El tope no hace subir precios, pero reduce aún más la oferta. Encontrar piso es una carrera de obstáculos y los más vulnerables son los primeros descartados

Por otro lado, las viviendas de alquiler se convierten en activos menos atractivos. Muchos propietarios preferirán vender, reduciendo aún más el ya escaso parque de alquiler.

El tope no hace subir precios, pero la demanda supera aún más a la oferta. Encontrar piso se convierte en una carrera de obstáculos. Los más vulnerables —con trabajos precarios, sin contrato fijo o con pocos recursos— son los primeros descartados. También los estudiantes. El “casting” lo ganan los funcionarios y las nóminas estables. Otra medida regresiva disfrazada de justicia social.

¿Qué se puede hacer con la demanda? ¿Y con la oferta?

Hay acciones puntuales que podrían ayudar, como limitar los contratos temporales a extranjeros no residentes para evitar fraudes habituales. Pero nada de esto resuelve el problema de fondo: la falta estructural de vivienda. Y esa solo se resuelve actuando sobre la oferta.

Sí hay alternativas: solo se necesita voluntad política y ambición

La idea de que “no se puede hacer nada” es falsa. En China, el problema no es la escasez, sino el exceso de vivienda. Allí se planifican nuevas ciudades, se ceden solares, y se construye mucho. Tanto, que hay barrios vacíos y promotores que quiebran.

Incluso arquitectos de aquí, como Vicenç Guallart, han participado en esos proyectos ecológicos y singulares. ¿Cuándo fue la última vez que hicimos una ciudad nueva en Cataluña?

Si nuestros abuelos unieron Gràcia, Sants o Sant Andreu, ¿por qué no podemos dar nosotros el siguiente paso?

Es cierto que hace falta infraestructura, y Rodalies no ayuda.
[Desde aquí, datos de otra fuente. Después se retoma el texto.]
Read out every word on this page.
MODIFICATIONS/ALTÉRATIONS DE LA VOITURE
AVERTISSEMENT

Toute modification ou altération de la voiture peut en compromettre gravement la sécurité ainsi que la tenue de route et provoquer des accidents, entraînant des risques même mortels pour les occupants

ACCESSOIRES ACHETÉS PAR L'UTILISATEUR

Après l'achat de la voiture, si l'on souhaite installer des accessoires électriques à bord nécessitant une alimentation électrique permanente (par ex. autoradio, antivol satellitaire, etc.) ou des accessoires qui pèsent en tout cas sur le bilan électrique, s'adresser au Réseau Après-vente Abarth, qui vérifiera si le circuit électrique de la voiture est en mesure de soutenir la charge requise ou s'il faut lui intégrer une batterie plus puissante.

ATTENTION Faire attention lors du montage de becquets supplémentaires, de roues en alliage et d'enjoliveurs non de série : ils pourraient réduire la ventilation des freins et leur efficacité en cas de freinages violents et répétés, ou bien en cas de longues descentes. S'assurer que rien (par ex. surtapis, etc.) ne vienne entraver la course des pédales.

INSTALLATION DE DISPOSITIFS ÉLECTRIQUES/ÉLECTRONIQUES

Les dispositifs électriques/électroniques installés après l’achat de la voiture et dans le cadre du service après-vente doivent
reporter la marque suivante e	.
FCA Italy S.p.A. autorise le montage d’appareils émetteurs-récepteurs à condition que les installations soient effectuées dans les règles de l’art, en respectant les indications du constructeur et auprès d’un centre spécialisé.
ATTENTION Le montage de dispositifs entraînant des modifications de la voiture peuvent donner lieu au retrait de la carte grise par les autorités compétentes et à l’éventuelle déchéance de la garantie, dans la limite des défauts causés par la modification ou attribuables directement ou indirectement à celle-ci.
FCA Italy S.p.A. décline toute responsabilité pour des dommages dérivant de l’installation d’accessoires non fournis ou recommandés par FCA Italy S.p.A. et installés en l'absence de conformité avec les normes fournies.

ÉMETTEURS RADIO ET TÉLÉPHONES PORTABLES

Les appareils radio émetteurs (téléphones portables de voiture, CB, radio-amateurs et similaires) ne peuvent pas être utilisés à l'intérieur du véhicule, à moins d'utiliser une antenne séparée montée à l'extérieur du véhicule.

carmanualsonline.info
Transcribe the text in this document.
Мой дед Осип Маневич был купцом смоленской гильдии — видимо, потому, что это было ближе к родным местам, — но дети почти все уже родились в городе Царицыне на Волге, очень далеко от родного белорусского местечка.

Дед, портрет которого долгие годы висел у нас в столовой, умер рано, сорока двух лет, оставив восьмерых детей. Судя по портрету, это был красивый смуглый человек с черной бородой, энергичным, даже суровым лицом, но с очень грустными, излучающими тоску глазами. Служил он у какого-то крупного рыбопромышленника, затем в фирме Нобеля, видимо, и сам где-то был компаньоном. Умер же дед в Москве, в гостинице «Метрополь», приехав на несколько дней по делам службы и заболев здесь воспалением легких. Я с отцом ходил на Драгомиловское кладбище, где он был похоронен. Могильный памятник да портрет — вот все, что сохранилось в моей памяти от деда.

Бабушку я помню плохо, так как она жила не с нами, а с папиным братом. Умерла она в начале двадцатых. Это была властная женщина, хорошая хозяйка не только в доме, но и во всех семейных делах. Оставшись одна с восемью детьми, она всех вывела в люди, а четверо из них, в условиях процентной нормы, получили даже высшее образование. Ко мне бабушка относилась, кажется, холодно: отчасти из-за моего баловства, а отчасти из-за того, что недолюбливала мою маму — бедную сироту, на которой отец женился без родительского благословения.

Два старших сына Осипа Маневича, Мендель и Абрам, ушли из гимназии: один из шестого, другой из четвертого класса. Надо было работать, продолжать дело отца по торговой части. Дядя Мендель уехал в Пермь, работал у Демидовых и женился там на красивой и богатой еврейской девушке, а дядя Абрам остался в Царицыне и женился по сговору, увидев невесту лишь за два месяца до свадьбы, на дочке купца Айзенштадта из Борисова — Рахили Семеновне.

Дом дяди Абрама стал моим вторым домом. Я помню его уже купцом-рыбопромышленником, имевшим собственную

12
Pero FGC funciona, y el Vallès tiene espacio. Imaginemos trenes eléctricos, frecuentes, baratos —o gratuitos—, y una Barcelona que piense en clave metropolitana. Si nuestros abuelos unieron Gràcia, Sants o Sant Andreu, ¿por qué no podemos dar nosotros el siguiente paso?

No hace falta copiar a China. Pero sí aprender de donde las cosas funcionan. Y dejar de insistir en fórmulas que sabemos, de sobra, que están condenadas al fracaso.